MBD-i beat you to the punch on this one.  last week, i received my 12 pack of conair refills.  won the auction for $18 and got a total of 24 refills with the adapters.

to use the adapters, you have to cut off a little piece of a lip that's connected to the thermacell.  you can see this when the bottom's off.  i trimmed it just a hair and now the adapters will screw in fine.  just put some camo duct tape on the adapter so everything's hidden and it will work great!

24 refills should last me quite a while!


----------



## mpowell (Oct 12, 2004)

sgaither--i've heard of people using used up mats to disperse scents.  they do have the thermascent as well that's made specifically for the purpose of scent dispersal.  looks just like a thermacell but has different types of mats.
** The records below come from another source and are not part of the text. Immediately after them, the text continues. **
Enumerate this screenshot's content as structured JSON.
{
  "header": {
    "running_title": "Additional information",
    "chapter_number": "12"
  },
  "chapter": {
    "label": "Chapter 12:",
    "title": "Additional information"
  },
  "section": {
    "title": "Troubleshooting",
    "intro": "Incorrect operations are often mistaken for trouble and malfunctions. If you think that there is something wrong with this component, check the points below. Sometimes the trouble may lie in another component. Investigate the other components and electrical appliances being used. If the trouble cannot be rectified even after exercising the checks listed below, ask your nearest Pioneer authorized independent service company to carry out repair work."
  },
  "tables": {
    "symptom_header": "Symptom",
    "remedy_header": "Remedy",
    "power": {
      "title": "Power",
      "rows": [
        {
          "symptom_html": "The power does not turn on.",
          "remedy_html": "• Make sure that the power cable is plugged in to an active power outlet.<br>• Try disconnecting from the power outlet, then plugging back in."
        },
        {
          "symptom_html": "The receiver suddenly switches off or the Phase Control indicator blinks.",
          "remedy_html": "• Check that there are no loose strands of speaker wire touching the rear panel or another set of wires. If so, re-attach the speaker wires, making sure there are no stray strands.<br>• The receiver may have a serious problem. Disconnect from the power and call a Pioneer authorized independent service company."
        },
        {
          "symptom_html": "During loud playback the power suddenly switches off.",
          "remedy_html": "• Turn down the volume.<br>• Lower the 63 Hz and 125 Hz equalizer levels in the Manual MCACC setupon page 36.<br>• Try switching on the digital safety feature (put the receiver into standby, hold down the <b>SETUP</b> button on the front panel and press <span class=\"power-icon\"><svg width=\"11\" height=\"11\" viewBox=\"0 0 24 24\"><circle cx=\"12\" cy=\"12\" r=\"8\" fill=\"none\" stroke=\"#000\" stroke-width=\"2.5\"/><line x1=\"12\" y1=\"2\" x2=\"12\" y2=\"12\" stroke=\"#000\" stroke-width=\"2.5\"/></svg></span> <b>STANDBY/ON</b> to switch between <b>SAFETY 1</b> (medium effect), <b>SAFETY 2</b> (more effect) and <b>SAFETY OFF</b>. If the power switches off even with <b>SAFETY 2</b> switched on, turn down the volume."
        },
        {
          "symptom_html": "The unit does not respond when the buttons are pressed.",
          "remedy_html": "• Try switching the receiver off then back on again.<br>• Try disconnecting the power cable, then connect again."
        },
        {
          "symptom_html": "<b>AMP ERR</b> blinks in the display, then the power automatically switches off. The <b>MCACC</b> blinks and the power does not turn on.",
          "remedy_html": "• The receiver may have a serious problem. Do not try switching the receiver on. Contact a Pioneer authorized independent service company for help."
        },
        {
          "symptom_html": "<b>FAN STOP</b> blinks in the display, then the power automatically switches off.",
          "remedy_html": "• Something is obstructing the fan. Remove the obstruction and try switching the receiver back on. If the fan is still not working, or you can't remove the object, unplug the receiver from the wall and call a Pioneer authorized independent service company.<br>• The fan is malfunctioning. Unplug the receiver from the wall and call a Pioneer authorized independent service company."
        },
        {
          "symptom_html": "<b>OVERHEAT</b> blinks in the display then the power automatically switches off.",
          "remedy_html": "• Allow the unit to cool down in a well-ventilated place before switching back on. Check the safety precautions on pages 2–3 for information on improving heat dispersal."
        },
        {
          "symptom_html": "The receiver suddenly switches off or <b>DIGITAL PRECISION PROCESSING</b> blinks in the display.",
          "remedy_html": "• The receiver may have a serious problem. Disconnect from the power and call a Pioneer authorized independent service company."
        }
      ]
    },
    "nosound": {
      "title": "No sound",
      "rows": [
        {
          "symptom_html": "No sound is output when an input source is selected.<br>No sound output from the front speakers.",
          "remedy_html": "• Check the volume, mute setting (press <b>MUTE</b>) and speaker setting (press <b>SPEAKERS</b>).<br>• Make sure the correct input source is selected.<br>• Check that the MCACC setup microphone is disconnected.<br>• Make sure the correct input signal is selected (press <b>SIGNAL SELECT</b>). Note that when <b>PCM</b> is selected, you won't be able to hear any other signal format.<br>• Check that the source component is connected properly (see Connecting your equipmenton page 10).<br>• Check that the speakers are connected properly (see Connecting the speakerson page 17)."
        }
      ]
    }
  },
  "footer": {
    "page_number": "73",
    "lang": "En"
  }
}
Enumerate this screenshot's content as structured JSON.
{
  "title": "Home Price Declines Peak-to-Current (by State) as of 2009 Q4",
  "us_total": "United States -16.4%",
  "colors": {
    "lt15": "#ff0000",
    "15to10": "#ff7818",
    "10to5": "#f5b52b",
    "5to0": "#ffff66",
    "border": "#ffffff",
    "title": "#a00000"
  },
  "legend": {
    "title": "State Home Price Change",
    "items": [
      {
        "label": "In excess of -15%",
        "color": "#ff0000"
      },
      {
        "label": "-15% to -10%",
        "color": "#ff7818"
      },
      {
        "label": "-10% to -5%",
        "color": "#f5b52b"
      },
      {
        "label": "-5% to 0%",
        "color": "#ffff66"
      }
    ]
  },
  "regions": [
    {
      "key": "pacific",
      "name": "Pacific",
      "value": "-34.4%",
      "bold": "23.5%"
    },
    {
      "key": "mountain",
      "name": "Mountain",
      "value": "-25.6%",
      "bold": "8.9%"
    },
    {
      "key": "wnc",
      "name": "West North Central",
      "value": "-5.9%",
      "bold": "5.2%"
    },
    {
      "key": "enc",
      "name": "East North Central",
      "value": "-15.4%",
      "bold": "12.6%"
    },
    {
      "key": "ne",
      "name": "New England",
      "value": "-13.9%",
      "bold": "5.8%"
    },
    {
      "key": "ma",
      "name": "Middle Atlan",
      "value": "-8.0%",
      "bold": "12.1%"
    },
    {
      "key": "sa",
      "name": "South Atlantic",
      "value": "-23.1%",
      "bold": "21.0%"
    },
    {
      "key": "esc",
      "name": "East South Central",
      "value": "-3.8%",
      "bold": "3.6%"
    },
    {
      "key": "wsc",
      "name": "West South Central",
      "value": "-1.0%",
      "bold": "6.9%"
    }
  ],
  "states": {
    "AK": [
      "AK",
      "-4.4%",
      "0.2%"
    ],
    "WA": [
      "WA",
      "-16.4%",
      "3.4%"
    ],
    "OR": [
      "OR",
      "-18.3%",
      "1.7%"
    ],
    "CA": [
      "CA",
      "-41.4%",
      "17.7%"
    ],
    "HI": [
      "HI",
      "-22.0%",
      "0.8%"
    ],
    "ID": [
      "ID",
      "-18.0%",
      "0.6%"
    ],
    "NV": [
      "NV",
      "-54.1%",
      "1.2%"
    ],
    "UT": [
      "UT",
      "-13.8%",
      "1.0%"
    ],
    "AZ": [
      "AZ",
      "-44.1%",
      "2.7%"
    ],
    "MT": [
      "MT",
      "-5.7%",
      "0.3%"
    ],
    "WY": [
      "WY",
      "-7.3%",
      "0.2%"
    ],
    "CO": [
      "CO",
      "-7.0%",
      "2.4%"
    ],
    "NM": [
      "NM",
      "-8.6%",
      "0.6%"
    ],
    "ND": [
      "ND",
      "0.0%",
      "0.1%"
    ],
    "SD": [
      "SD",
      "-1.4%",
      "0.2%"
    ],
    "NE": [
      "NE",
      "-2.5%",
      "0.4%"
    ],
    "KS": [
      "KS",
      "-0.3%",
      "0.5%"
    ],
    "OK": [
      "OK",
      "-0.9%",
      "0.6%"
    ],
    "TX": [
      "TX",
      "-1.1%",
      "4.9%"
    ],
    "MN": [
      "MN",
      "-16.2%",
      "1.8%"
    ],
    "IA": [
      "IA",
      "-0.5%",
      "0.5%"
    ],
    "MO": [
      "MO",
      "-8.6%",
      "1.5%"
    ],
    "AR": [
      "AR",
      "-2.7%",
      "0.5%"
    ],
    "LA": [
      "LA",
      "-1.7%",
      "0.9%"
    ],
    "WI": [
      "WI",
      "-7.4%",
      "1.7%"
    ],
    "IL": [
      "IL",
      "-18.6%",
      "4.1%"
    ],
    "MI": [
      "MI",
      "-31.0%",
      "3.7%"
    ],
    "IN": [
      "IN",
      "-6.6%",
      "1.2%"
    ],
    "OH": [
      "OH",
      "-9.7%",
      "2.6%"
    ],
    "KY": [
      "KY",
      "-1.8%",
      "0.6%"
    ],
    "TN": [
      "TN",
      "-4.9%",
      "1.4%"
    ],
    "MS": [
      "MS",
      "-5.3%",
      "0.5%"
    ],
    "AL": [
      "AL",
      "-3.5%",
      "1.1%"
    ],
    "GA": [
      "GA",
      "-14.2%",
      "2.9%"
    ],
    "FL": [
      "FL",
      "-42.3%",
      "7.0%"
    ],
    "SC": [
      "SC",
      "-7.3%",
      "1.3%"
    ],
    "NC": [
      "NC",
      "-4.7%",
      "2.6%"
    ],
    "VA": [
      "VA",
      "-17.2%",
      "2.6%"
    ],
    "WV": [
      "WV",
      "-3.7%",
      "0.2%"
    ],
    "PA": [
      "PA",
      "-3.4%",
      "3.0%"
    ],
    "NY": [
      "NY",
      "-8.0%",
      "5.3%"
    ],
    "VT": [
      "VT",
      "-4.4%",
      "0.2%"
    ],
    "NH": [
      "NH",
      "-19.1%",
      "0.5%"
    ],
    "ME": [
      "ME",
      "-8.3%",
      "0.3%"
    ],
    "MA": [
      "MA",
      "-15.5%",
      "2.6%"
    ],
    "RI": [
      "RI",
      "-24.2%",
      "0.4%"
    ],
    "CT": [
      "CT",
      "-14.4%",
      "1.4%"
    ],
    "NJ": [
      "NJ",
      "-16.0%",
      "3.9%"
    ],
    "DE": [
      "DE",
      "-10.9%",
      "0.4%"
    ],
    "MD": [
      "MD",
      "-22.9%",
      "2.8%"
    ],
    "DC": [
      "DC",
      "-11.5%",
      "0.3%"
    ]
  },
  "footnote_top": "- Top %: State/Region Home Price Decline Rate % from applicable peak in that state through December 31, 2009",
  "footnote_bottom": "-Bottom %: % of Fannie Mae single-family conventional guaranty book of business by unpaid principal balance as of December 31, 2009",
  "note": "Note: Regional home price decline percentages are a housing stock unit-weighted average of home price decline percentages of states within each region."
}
i thought about putting some doe-p on my mats as well but then i also thought about having that wonderful aroma wafting up into my face for hours on end while my thermacell runs on the bottom platform of my stand!  what the heck--might try it anway!

BTW-and i posted this earlier on another thread--use the mats till they're blue on both sides.  the side facing out always gets blue quickly but if you look at the side against the element it will still be blue.  least that's my experience.  i get way more mileage out of the mats than i do the butane.  i'll use one mat all weekend which means it lasted about 9-12 hours.  hey, use them till there's no smell of repellent of the skeeters start to eat you up.  then, slip in a new one while in the stand.


----------



## Mrbowdeadly (Oct 12, 2004)

Yup yup,
     Mine fits, although I may trim it, because it could be leaking.  The auctions for the case you have that I have watched have been selling for around 5.50 to 12.00 or so, plus shipping.  As far as the mats, you get three for one thermacell.  If you only use two, you will inevitably need more butane, Hence my post!  Now, I don't know what the "secret" ingredient is, but I was thinking of citronella oil, but I don't want to start a fire, any other ideas on what to soak the mats with?????

Oh yeah, 
Mpowell, maybe you could hook our hunting bros up and get them the adaptors so they can enjoy our success.

MBD


----------